Melt chocolate in a double boiler; cool to room temperature.  Beat butter until creamy; add in vanilla extract.  Beat in powdered sugar, a little at a time.  Add in melted chocolate and stir until combined. 

Cupcake Assembly:

Core cupcakes using a cupcake corer or paring knife.  Fill with peanut butter ganache.  Decorate using fudge frosting, sprinkles, peanut butter chips, peanut butter cups, and/or chocolate chips.   




Inspiration:


Wednesday, July 18, 2012

Cashew Thumbprint Cookies (Happy Birthday, Tyke!)

 Cashew, our "oops, we got a third" cat, turns one this July.  He was a street kitten back in the day, and he certainly still has an appetite like he's eating from restaurant dumpsters.  Happy 1st Birthday to our little Tyke!




Cashew Thumbprint Cookies

AKA "these are like the best cookies ever" cookies

(adapted from The Ultimate Peanut Butter Book by Bruce Weinstein & Mark Scarbrough)
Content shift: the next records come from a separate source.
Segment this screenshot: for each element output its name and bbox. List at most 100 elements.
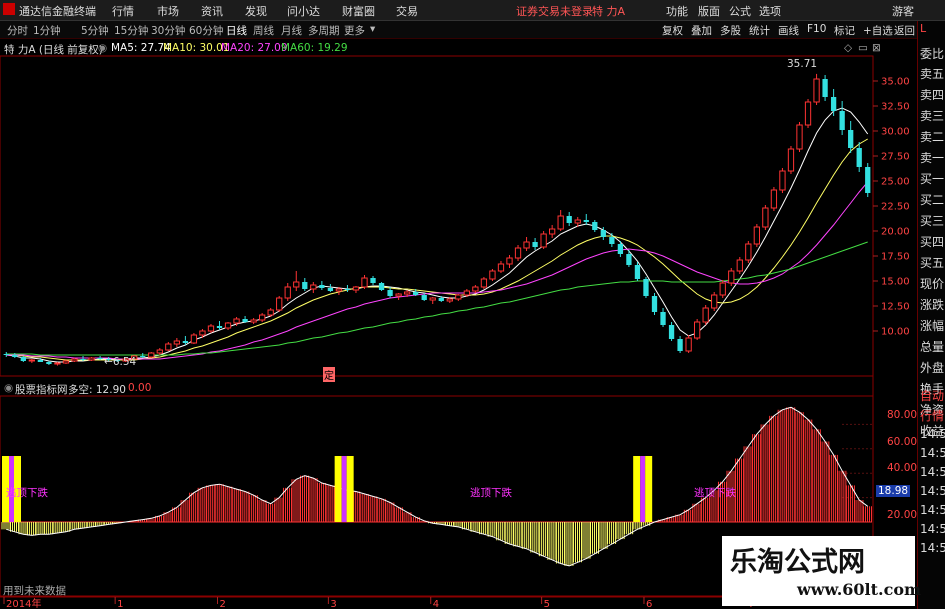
candle bbox=[804, 99, 812, 128]
candle bbox=[685, 335, 692, 353]
tick-time-4: 14:5 bbox=[920, 484, 945, 498]
indicator-bar bbox=[52, 522, 62, 533]
indicator-bar bbox=[479, 522, 489, 535]
quote-row-pct: 涨幅 bbox=[920, 319, 945, 333]
candle bbox=[293, 271, 300, 291]
candle bbox=[745, 241, 752, 263]
quote-row-weibi: 委比 bbox=[920, 47, 945, 61]
indicator-bar bbox=[359, 493, 369, 522]
quote-label: 行情 bbox=[920, 409, 945, 423]
candle-body bbox=[413, 292, 419, 295]
indicator-bar bbox=[572, 522, 582, 563]
candle-body bbox=[438, 298, 444, 301]
indicator-bar bbox=[854, 500, 864, 522]
indicator-bar bbox=[282, 487, 292, 522]
indicator-bar bbox=[820, 441, 830, 522]
candle-body bbox=[677, 339, 683, 351]
tick-time-7: 14:5 bbox=[920, 541, 945, 555]
candle-body bbox=[370, 278, 376, 283]
indicator-tick-80: 80.00 bbox=[887, 409, 918, 421]
signal-bar-purple bbox=[640, 456, 646, 522]
future-data-note: 用到未来数据 bbox=[3, 585, 66, 597]
quote-row-sell5: 卖五 bbox=[920, 67, 945, 81]
candle bbox=[856, 142, 862, 172]
candle-body bbox=[787, 148, 795, 172]
tick-time-2: 14:5 bbox=[920, 446, 945, 460]
chart-frame bbox=[0, 55, 874, 597]
indicator-bar bbox=[317, 482, 327, 522]
candle-body bbox=[830, 97, 837, 111]
price-tick-label: 12.50 bbox=[881, 302, 910, 313]
candle bbox=[651, 293, 658, 315]
quote-row-volume: 总量 bbox=[920, 340, 945, 354]
tick-time-3: 14:5 bbox=[920, 465, 945, 479]
candle bbox=[609, 233, 615, 247]
candle-body bbox=[182, 341, 189, 343]
candle bbox=[677, 336, 683, 353]
signal-bar-yellow bbox=[334, 456, 342, 522]
candle-body bbox=[762, 207, 769, 228]
candle-body bbox=[839, 111, 845, 130]
candle-body bbox=[634, 265, 641, 279]
signal-bar-purple bbox=[341, 456, 347, 522]
indicator-bar bbox=[581, 522, 591, 559]
indicator-bar bbox=[735, 458, 745, 522]
indicator-bar bbox=[35, 522, 45, 535]
quote-row-sell2: 卖二 bbox=[920, 130, 945, 144]
candle-body bbox=[327, 288, 334, 291]
candle-body bbox=[88, 357, 95, 361]
indicator-bar bbox=[496, 522, 506, 541]
indicator-bar bbox=[376, 498, 386, 522]
indicator-tick-40: 40.00 bbox=[887, 462, 918, 474]
candle-body bbox=[753, 226, 760, 245]
indicator-bar bbox=[308, 478, 318, 522]
candle bbox=[694, 319, 701, 340]
price-tick-label: 30.00 bbox=[881, 127, 910, 138]
candle-body bbox=[429, 297, 436, 301]
candle-body bbox=[148, 352, 155, 358]
indicator-bar bbox=[803, 419, 813, 522]
tick-time-5: 14:5 bbox=[920, 503, 945, 517]
candle-body bbox=[796, 124, 803, 150]
indicator-settings-icon[interactable]: ◉ bbox=[4, 382, 13, 394]
candle-body bbox=[574, 219, 581, 224]
candle bbox=[822, 75, 828, 101]
quote-row-buy5: 买五 bbox=[920, 256, 945, 270]
candle-body bbox=[506, 257, 513, 265]
price-tick-label: 27.50 bbox=[881, 152, 910, 163]
indicator-bar bbox=[1, 522, 11, 530]
candle bbox=[753, 224, 760, 247]
signal-label-1: 逃顶下跌 bbox=[6, 487, 48, 499]
candle bbox=[472, 285, 479, 293]
watermark-url: www.60lt.com bbox=[797, 580, 921, 599]
signal-bar-yellow bbox=[346, 456, 354, 522]
candle-body bbox=[643, 279, 649, 296]
candle bbox=[566, 212, 572, 226]
kline-chart[interactable]: 35.0032.5030.0027.5025.0022.5020.0017.50… bbox=[0, 0, 917, 609]
candle bbox=[310, 282, 317, 293]
candle-body bbox=[728, 270, 735, 284]
low-annotation-value: 6.54 bbox=[112, 356, 137, 368]
indicator-bar bbox=[743, 446, 753, 522]
candle-body bbox=[592, 222, 598, 230]
ma-line-ma60 bbox=[6, 241, 868, 356]
site-watermark: 乐淘公式网 www.60lt.com bbox=[722, 536, 921, 606]
candle-body bbox=[12, 355, 18, 357]
candle-body bbox=[848, 130, 854, 148]
indicator-bar bbox=[837, 470, 847, 522]
candle-body bbox=[71, 358, 78, 362]
candle bbox=[830, 89, 837, 116]
event-marker[interactable]: 定 bbox=[323, 367, 335, 382]
candle bbox=[302, 278, 308, 291]
time-tick-label: 3 bbox=[330, 599, 336, 609]
indicator-bar bbox=[10, 522, 20, 532]
candle-body bbox=[361, 277, 368, 288]
candle-body bbox=[199, 330, 206, 336]
candle bbox=[668, 322, 675, 341]
candle bbox=[259, 313, 266, 322]
candle bbox=[719, 280, 726, 298]
price-axis: 35.00 32.50 30.00 27.50 25.00 22.50 20.00 17.50… bbox=[873, 77, 910, 338]
quote-row-buy4: 买四 bbox=[920, 235, 945, 249]
indicator-bar bbox=[393, 507, 403, 522]
candle bbox=[634, 262, 641, 281]
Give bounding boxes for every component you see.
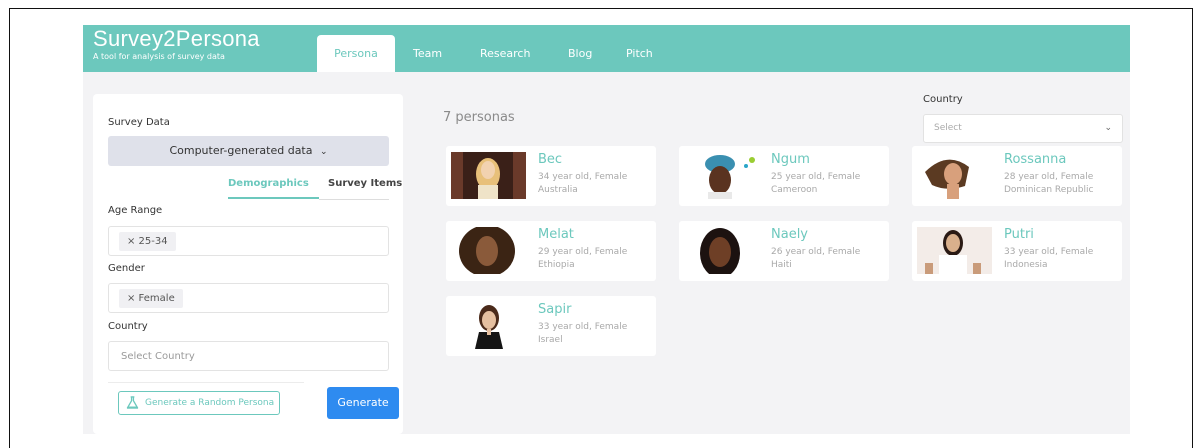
persona-name[interactable]: Rossanna xyxy=(1004,152,1066,167)
gender-label: Gender xyxy=(108,263,145,274)
persona-name[interactable]: Naely xyxy=(771,227,808,242)
persona-info: 33 year old, Female Israel xyxy=(538,322,628,345)
tab-persona[interactable]: Persona xyxy=(317,35,395,72)
country-filter-label: Country xyxy=(923,94,963,105)
subtab-active-underline xyxy=(228,197,319,199)
persona-count: 7 personas xyxy=(443,110,515,125)
persona-photo xyxy=(451,302,526,349)
subtab-demographics[interactable]: Demographics xyxy=(228,178,309,189)
persona-name[interactable]: Melat xyxy=(538,227,574,242)
persona-name[interactable]: Putri xyxy=(1004,227,1034,242)
survey-data-label: Survey Data xyxy=(108,117,170,128)
persona-info: 33 year old, Female Indonesia xyxy=(1004,247,1094,270)
country-label: Country xyxy=(108,321,148,332)
age-range-select[interactable]: × 25-34 xyxy=(108,226,389,256)
tab-research[interactable]: Research xyxy=(480,35,530,72)
persona-photo xyxy=(917,152,992,199)
persona-info: 34 year old, Female Australia xyxy=(538,172,628,195)
survey-data-value: Computer-generated data xyxy=(169,144,313,157)
persona-info: 29 year old, Female Ethiopia xyxy=(538,247,628,270)
persona-card-bec[interactable]: Bec 34 year old, Female Australia xyxy=(446,146,656,206)
subtab-survey-items[interactable]: Survey Items xyxy=(328,178,402,189)
persona-photo xyxy=(684,152,759,199)
random-persona-label: Generate a Random Persona xyxy=(145,398,275,408)
flask-icon xyxy=(126,396,139,409)
persona-name[interactable]: Sapir xyxy=(538,302,571,317)
persona-name[interactable]: Ngum xyxy=(771,152,810,167)
persona-card-rossanna[interactable]: Rossanna 28 year old, Female Dominican Re… xyxy=(912,146,1122,206)
persona-photo xyxy=(917,227,992,274)
divider xyxy=(108,382,304,383)
survey-data-dropdown[interactable]: Computer-generated data ⌄ xyxy=(108,136,389,166)
tab-team[interactable]: Team xyxy=(413,35,442,72)
random-persona-button[interactable]: Generate a Random Persona xyxy=(118,391,280,415)
brand-subtitle: A tool for analysis of survey data xyxy=(93,52,225,61)
gender-select[interactable]: × Female xyxy=(108,283,389,313)
persona-photo xyxy=(451,227,526,274)
persona-info: 25 year old, Female Cameroon xyxy=(771,172,861,195)
country-filter-placeholder: Select xyxy=(934,123,962,133)
top-navbar: Survey2Persona A tool for analysis of su… xyxy=(83,25,1130,72)
persona-photo xyxy=(451,152,526,199)
app-window: Survey2Persona A tool for analysis of su… xyxy=(83,25,1130,434)
country-select[interactable]: Select Country xyxy=(108,341,389,371)
persona-card-sapir[interactable]: Sapir 33 year old, Female Israel xyxy=(446,296,656,356)
gender-chip[interactable]: × Female xyxy=(119,289,183,308)
generate-button[interactable]: Generate xyxy=(327,387,399,419)
country-select-placeholder: Select Country xyxy=(121,351,195,362)
persona-info: 28 year old, Female Dominican Republic xyxy=(1004,172,1094,195)
age-range-label: Age Range xyxy=(108,205,163,216)
persona-info: 26 year old, Female Haiti xyxy=(771,247,861,270)
persona-name[interactable]: Bec xyxy=(538,152,562,167)
persona-card-melat[interactable]: Melat 29 year old, Female Ethiopia xyxy=(446,221,656,281)
chevron-down-icon: ⌄ xyxy=(1104,123,1112,133)
tab-blog[interactable]: Blog xyxy=(568,35,592,72)
chevron-down-icon: ⌄ xyxy=(320,147,328,157)
subtab-divider xyxy=(319,199,389,200)
persona-card-naely[interactable]: Naely 26 year old, Female Haiti xyxy=(679,221,889,281)
persona-photo xyxy=(684,227,759,274)
tab-pitch[interactable]: Pitch xyxy=(626,35,653,72)
country-filter-select[interactable]: Select ⌄ xyxy=(923,114,1123,143)
persona-card-ngum[interactable]: Ngum 25 year old, Female Cameroon xyxy=(679,146,889,206)
age-range-chip[interactable]: × 25-34 xyxy=(119,232,176,251)
persona-card-putri[interactable]: Putri 33 year old, Female Indonesia xyxy=(912,221,1122,281)
brand-title[interactable]: Survey2Persona xyxy=(93,26,260,52)
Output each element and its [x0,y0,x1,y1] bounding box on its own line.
1 stick (8 Tbs) cool unsalted butter, cut into chunks
6 Tbs creamy cashew butter
1/3 cup packed light brown sugar
1/4 cup granulated sugar
2 large egg yolks, at room temperature
2 tsp vanilla extract
1 cup all-purpose flour (or GF flour)
1/4 tsp salt, optional
2 large egg whites, lightly beaten in a small bowl
1 1/2 cups finely ground, roasted cashews, placed on a large plate
1/2 cup jelly, flavor of choice

Preheat oven to 375F.  Line 2 baking sheets with silicone baking mat or parchment paper and set aside.
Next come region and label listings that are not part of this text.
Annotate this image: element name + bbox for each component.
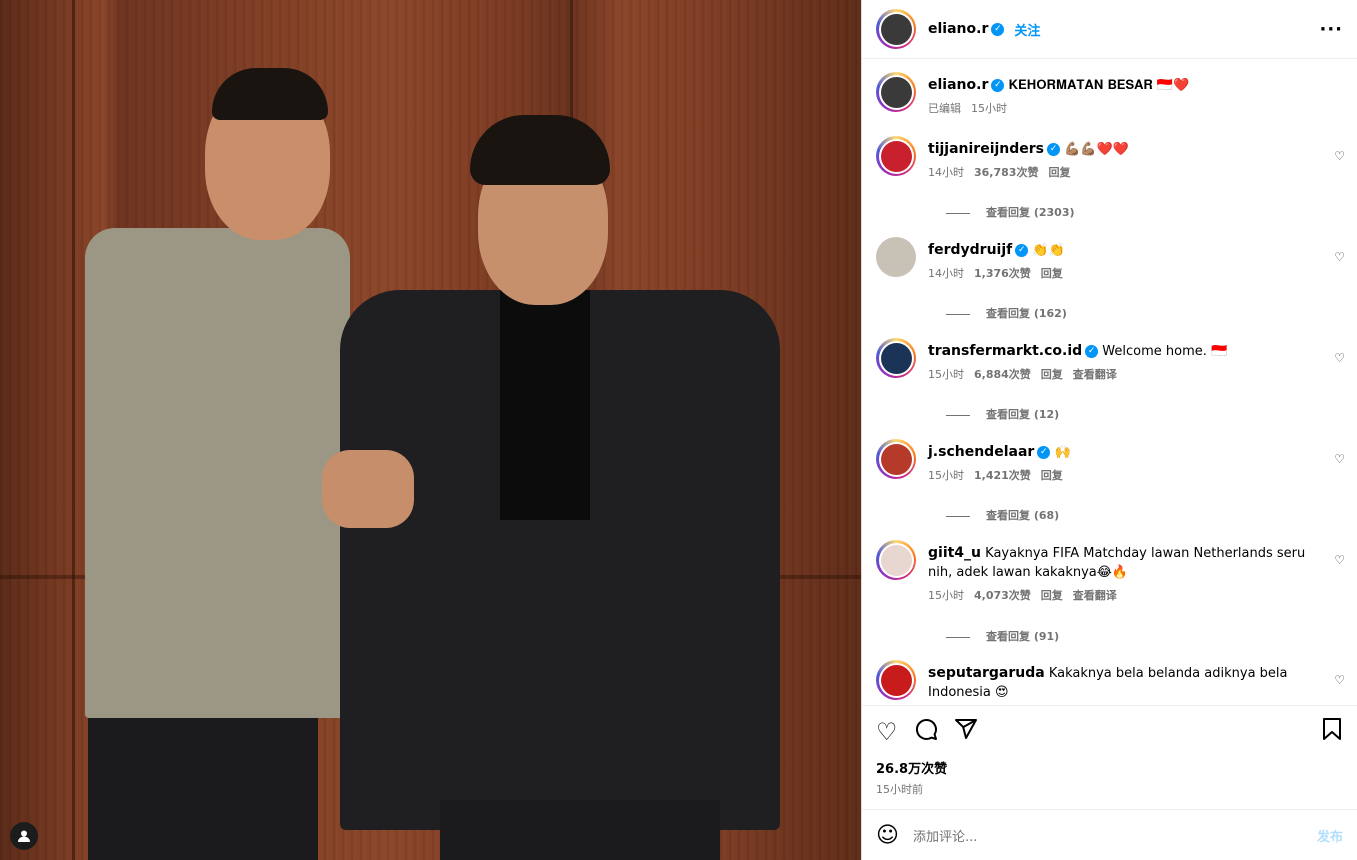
right-person-pants bbox=[440, 800, 720, 860]
comment-username[interactable]: j.schendelaar bbox=[928, 444, 1034, 460]
like-comment-icon[interactable]: ♡ bbox=[1334, 351, 1345, 365]
like-comment-icon[interactable]: ♡ bbox=[1334, 452, 1345, 466]
comment-item: transfermarkt.co.id ✓ Welcome home. 🇮🇩 15… bbox=[876, 338, 1345, 428]
verified-icon: ✓ bbox=[991, 22, 1005, 36]
post-detail-panel: eliano.r ✓ 关注 ··· eliano.r ✓ 𝐊𝐄𝐇𝐎𝐑𝐌𝐀𝐓𝐀𝐍 𝐁… bbox=[861, 0, 1357, 860]
panel-seam bbox=[72, 0, 75, 860]
verified-icon: ✓ bbox=[1037, 446, 1051, 459]
comment-time: 15小时 bbox=[928, 469, 964, 482]
reply-button[interactable]: 回复 bbox=[1041, 589, 1063, 602]
comment-username[interactable]: ferdydruijf bbox=[928, 242, 1012, 258]
share-icon[interactable] bbox=[954, 717, 978, 747]
comments-list[interactable]: eliano.r ✓ 𝐊𝐄𝐇𝐎𝐑𝐌𝐀𝐓𝐀𝐍 𝐁𝐄𝐒𝐀𝐑 🇮🇩❤️ 已编辑 15小时 … bbox=[862, 60, 1357, 705]
reply-button[interactable]: 回复 bbox=[1041, 368, 1063, 381]
comment-username[interactable]: tijjanireijnders bbox=[928, 141, 1044, 157]
comment-icon[interactable] bbox=[914, 717, 938, 747]
like-comment-icon[interactable]: ♡ bbox=[1334, 250, 1345, 264]
view-replies-button[interactable]: 查看回复 (68) bbox=[946, 507, 1059, 523]
comment-item: j.schendelaar ✓ 🙌 15小时 1,421次赞 回复 ♡ 查看回复 (6… bbox=[876, 439, 1345, 529]
comment-text: Welcome home. 🇮🇩 bbox=[1102, 344, 1228, 359]
follow-button[interactable]: 关注 bbox=[1014, 20, 1040, 39]
comment-likes[interactable]: 36,783次赞 bbox=[974, 166, 1038, 179]
add-comment-bar: ☺ 添加评论... 发布 bbox=[862, 809, 1357, 860]
comment-time: 14小时 bbox=[928, 166, 964, 179]
caption: eliano.r ✓ 𝐊𝐄𝐇𝐎𝐑𝐌𝐀𝐓𝐀𝐍 𝐁𝐄𝐒𝐀𝐑 🇮🇩❤️ 已编辑 15小时 bbox=[876, 72, 1345, 132]
comment-likes[interactable]: 1,421次赞 bbox=[974, 469, 1031, 482]
post-photo[interactable] bbox=[0, 0, 861, 860]
view-replies-button[interactable]: 查看回复 (91) bbox=[946, 628, 1059, 644]
commenter-avatar[interactable] bbox=[876, 136, 916, 176]
comment-item: seputargaruda Kakaknya bela belanda adik… bbox=[876, 660, 1345, 705]
comment-input[interactable]: 添加评论... bbox=[913, 826, 977, 845]
comment-likes[interactable]: 4,073次赞 bbox=[974, 589, 1031, 602]
comment-item: tijjanireijnders ✓ 💪🏽💪🏽❤️❤️ 14小时 36,783次赞回… bbox=[876, 136, 1345, 226]
comment-text: 🙌 bbox=[1054, 445, 1071, 460]
comment-time: 15小时 bbox=[928, 589, 964, 602]
comment-username[interactable]: giit4_u bbox=[928, 545, 981, 561]
handshake bbox=[322, 450, 414, 528]
right-person-hair bbox=[470, 115, 610, 185]
right-person-shirt bbox=[500, 290, 590, 520]
more-options-icon[interactable]: ··· bbox=[1319, 19, 1343, 40]
left-person-shirt bbox=[85, 228, 350, 718]
post-time: 15小时前 bbox=[876, 783, 923, 796]
likes-count[interactable]: 26.8万次赞 bbox=[876, 758, 1343, 777]
comment-likes[interactable]: 6,884次赞 bbox=[974, 368, 1031, 381]
commenter-avatar[interactable] bbox=[876, 660, 916, 700]
caption-username[interactable]: eliano.r bbox=[928, 77, 988, 93]
post-header: eliano.r ✓ 关注 ··· bbox=[862, 0, 1357, 59]
view-replies-button[interactable]: 查看回复 (162) bbox=[946, 305, 1067, 321]
comment-username[interactable]: seputargaruda bbox=[928, 665, 1045, 681]
post-actions: ♡ 26.8万次赞 15小时前 bbox=[862, 705, 1357, 809]
tagged-user-icon[interactable] bbox=[10, 822, 38, 850]
like-icon[interactable]: ♡ bbox=[876, 718, 898, 746]
commenter-avatar[interactable] bbox=[876, 338, 916, 378]
translate-button[interactable]: 查看翻译 bbox=[1073, 589, 1117, 602]
comment-text: Kayaknya FIFA Matchday lawan Netherlands… bbox=[928, 546, 1306, 580]
verified-icon: ✓ bbox=[1085, 345, 1099, 358]
caption-text: 𝐊𝐄𝐇𝐎𝐑𝐌𝐀𝐓𝐀𝐍 𝐁𝐄𝐒𝐀𝐑 🇮🇩❤️ bbox=[1008, 78, 1190, 93]
emoji-icon[interactable]: ☺ bbox=[876, 823, 899, 848]
author-username[interactable]: eliano.r bbox=[928, 21, 988, 37]
save-icon[interactable] bbox=[1321, 717, 1343, 747]
verified-icon: ✓ bbox=[1015, 244, 1029, 257]
like-comment-icon[interactable]: ♡ bbox=[1334, 553, 1345, 567]
comment-time: 14小时 bbox=[928, 267, 964, 280]
post-comment-button[interactable]: 发布 bbox=[1317, 826, 1343, 845]
commenter-avatar[interactable] bbox=[876, 439, 916, 479]
comment-text: 👏👏 bbox=[1032, 243, 1065, 258]
comment-item: ferdydruijf ✓ 👏👏 14小时 1,376次赞 回复 ♡ 查看回复 (16… bbox=[876, 237, 1345, 327]
edited-label: 已编辑 bbox=[928, 102, 961, 115]
comment-text: 💪🏽💪🏽❤️❤️ bbox=[1064, 142, 1129, 157]
reply-button[interactable]: 回复 bbox=[1041, 267, 1063, 280]
like-comment-icon[interactable]: ♡ bbox=[1334, 673, 1345, 687]
caption-avatar[interactable] bbox=[876, 72, 916, 112]
comment-username[interactable]: transfermarkt.co.id bbox=[928, 343, 1082, 359]
view-replies-button[interactable]: 查看回复 (12) bbox=[946, 406, 1059, 422]
verified-icon: ✓ bbox=[1047, 143, 1061, 156]
like-comment-icon[interactable]: ♡ bbox=[1334, 149, 1345, 163]
comment-likes[interactable]: 1,376次赞 bbox=[974, 267, 1031, 280]
verified-icon: ✓ bbox=[991, 79, 1005, 92]
author-avatar[interactable] bbox=[876, 9, 916, 49]
comment-time: 15小时 bbox=[928, 368, 964, 381]
translate-button[interactable]: 查看翻译 bbox=[1073, 368, 1117, 381]
commenter-avatar[interactable] bbox=[876, 237, 916, 277]
comment-item: giit4_u Kayaknya FIFA Matchday lawan Net… bbox=[876, 540, 1345, 650]
reply-button[interactable]: 回复 bbox=[1041, 469, 1063, 482]
caption-time: 15小时 bbox=[971, 102, 1007, 115]
commenter-avatar[interactable] bbox=[876, 540, 916, 580]
reply-button[interactable]: 回复 bbox=[1048, 166, 1070, 179]
view-replies-button[interactable]: 查看回复 (2303) bbox=[946, 204, 1075, 220]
Beat the butter and cashew butter in a large bowl with an electric mixer at medium speed until light and creamy, about 1 minute.  Add the brown sugar and granulated sugar; continue beating until light and pale brown, about 2 minutes, scraping down the sides of the bowl with a rubber spatula as necessary.  Beat in the egg yolks and vanilla until smooth.  Add the flour and salt, if using, until combined.

Scoop cookie dough (I use a #40 scooper), dip it fully in the beaten egg whites, then roll in the ground cashews.  Place on the prepared baking sheet.  Continue making the cookies, spacing them about 2" apart.

Bake for 10 minutes, then take the tray out of the oven.  Use the handle of a wooden spoon to make a small indentation in each cookie without pressing to the baking sheet underneath.  Place 1 tsp jelly in each indentation.  Return the baking sheet to the oven and continue taking until the cookies have dry, firm edges, are lightly browned, and the jelly has melted, about 10 more minutes.  Cook the cookies on the baking sheet for 2 minutes, then transfer to a wire rack to cool completely.  The cookies can be stored in an airtight container, between sheets of wax paper, for up to 3 days.  Makes 1.5 dozen.